Another trick used by White was to hold a shaker in her right hand to give the song an added sense of depth. Most notable in Get Behind Me Satan, tracks like ‘White Moon’, ‘My Doorbell’, ‘The Denial Twist’ and ‘300 M.P.H. Torrential Outpour Blues’ are all fleshed out thanks to some added percussion added by White simply holding an extra rattler in her cymbal-striking hand.

Most essential to replicating (and appreciating) White’s sound is when she does very little at all. A steady bass drum, accentuated with a floor tom, for the verses of songs, before opening up the hits on cymbals for the choruses. You know the sound: it’s in ‘The Hardest Button to Button’, ‘Icky Thump’, ‘Suzy Lee’, ‘Blue Orchid’, ‘Hello Operator’, and most famously on the band’s most timeless track, ‘Seven Nation Army’.

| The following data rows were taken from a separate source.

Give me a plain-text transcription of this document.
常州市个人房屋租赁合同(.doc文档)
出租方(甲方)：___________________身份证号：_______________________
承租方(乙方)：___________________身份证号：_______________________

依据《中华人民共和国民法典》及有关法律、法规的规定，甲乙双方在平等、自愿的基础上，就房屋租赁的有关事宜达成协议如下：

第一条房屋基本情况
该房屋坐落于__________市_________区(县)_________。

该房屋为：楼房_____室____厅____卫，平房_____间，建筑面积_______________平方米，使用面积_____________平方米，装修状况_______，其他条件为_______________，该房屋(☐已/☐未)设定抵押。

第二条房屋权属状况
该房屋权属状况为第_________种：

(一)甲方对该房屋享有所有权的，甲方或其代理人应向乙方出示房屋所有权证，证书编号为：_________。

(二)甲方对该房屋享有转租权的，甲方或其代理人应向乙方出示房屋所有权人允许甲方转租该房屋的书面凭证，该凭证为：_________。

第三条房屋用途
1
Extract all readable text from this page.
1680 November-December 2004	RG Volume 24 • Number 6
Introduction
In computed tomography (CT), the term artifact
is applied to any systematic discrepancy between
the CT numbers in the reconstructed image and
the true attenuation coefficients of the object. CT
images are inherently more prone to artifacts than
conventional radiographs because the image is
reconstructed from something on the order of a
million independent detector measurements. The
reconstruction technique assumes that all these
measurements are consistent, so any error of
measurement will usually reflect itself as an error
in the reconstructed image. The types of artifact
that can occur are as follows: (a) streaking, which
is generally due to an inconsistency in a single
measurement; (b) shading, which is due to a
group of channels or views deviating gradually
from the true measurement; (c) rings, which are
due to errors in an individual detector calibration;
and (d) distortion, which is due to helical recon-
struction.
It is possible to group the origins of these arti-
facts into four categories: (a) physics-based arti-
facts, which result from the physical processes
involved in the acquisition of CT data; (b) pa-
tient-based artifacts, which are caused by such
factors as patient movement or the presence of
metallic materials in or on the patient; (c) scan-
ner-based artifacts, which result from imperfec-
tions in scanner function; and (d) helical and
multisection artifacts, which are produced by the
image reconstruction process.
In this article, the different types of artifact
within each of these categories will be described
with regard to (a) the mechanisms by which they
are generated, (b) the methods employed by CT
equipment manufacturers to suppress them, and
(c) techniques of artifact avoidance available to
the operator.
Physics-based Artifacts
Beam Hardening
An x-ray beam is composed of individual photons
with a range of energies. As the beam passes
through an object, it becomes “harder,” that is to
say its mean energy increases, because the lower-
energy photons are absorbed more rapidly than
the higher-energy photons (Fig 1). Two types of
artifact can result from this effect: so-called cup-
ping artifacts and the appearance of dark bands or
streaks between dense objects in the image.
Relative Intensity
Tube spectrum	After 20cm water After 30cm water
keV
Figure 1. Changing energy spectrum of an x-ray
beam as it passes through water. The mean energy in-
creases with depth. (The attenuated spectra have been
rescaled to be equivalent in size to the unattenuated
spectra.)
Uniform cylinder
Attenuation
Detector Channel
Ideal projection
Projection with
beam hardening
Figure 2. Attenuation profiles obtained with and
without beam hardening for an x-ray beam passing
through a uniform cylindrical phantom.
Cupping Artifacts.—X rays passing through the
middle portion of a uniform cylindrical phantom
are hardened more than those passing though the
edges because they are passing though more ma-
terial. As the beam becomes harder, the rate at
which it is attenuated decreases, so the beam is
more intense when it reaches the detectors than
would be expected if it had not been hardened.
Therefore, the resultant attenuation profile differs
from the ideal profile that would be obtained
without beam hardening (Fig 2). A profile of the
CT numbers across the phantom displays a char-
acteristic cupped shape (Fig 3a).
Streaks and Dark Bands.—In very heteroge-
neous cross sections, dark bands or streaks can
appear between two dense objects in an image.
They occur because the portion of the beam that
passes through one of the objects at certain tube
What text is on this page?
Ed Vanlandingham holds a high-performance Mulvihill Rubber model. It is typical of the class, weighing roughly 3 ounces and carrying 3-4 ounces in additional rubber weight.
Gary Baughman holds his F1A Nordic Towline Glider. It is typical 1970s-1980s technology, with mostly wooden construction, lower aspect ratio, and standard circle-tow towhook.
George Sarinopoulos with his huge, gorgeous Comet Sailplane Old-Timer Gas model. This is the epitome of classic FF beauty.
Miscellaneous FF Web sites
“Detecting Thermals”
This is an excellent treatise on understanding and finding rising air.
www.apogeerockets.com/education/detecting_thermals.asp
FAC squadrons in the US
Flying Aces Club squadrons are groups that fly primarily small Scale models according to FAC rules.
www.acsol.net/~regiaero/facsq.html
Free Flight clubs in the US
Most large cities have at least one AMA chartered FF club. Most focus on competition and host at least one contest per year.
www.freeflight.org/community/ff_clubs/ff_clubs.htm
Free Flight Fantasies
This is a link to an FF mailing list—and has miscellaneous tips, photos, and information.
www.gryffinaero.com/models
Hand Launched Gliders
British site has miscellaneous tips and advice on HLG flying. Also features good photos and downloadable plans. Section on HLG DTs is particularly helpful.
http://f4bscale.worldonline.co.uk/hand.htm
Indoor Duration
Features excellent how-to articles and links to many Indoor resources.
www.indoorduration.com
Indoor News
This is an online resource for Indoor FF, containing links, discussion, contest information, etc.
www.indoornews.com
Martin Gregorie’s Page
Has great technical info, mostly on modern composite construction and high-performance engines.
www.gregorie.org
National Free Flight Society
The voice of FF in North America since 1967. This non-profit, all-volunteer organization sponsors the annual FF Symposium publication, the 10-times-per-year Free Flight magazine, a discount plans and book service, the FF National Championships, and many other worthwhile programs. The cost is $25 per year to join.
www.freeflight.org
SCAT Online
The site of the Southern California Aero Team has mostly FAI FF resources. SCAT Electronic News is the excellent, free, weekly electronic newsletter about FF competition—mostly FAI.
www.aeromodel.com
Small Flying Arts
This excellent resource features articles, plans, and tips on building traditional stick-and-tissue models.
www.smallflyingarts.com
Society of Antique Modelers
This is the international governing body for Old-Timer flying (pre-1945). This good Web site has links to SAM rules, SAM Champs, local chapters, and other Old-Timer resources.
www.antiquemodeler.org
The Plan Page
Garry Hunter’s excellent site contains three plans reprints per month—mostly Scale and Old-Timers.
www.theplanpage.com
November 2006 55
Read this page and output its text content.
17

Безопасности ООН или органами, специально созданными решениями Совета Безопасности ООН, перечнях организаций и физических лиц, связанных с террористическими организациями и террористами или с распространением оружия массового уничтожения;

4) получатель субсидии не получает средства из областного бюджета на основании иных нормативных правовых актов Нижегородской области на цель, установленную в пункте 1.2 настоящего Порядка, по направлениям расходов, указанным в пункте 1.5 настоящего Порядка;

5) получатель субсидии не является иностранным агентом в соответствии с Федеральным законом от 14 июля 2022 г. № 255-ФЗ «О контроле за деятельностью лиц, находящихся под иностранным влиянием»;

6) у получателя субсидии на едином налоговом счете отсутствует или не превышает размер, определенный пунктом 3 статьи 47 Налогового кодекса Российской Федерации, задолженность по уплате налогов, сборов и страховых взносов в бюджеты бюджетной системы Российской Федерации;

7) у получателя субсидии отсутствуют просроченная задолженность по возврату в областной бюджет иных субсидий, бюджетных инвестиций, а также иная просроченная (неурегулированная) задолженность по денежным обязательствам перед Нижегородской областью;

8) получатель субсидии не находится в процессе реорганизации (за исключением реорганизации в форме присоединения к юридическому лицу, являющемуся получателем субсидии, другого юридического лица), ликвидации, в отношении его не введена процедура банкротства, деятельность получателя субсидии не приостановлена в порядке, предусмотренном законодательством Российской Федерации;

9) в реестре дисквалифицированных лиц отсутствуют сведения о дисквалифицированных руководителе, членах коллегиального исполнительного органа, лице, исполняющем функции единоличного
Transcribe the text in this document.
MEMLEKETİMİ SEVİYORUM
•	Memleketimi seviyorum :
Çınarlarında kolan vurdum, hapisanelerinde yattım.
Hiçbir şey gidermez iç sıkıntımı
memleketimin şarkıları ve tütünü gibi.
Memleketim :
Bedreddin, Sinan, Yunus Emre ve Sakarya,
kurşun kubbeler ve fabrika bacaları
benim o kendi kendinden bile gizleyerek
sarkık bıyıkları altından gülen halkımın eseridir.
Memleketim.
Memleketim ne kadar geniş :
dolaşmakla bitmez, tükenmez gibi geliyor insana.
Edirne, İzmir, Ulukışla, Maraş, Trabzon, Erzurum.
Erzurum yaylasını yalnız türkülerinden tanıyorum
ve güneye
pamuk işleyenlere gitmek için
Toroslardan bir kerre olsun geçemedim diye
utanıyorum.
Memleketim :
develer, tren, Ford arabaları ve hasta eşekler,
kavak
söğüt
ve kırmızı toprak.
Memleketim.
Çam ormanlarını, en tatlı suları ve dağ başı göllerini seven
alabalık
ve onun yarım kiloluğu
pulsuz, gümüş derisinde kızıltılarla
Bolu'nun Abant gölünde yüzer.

Jack White might be the sole songwriter credited to The White Stripes’ original songs, but it’s clear to hear how much impact Meg had in shaping the band’s sound. In his solo tours, Jack has tapped highly technically skilled drummers like Daru Jones and Carla Azar to hit all the marks across his diverse catalogue, but even they tend to overplay the White Stripes songs. It’s not easy to be as willingly stripped down and simplistic as Meg White is, but any kind of showing off is completely antithetical to The White Stripes’ music. It needs someone like Meg behind the kit, and she brings her own unmatched rhythms to some of rock’s most legendary tracks.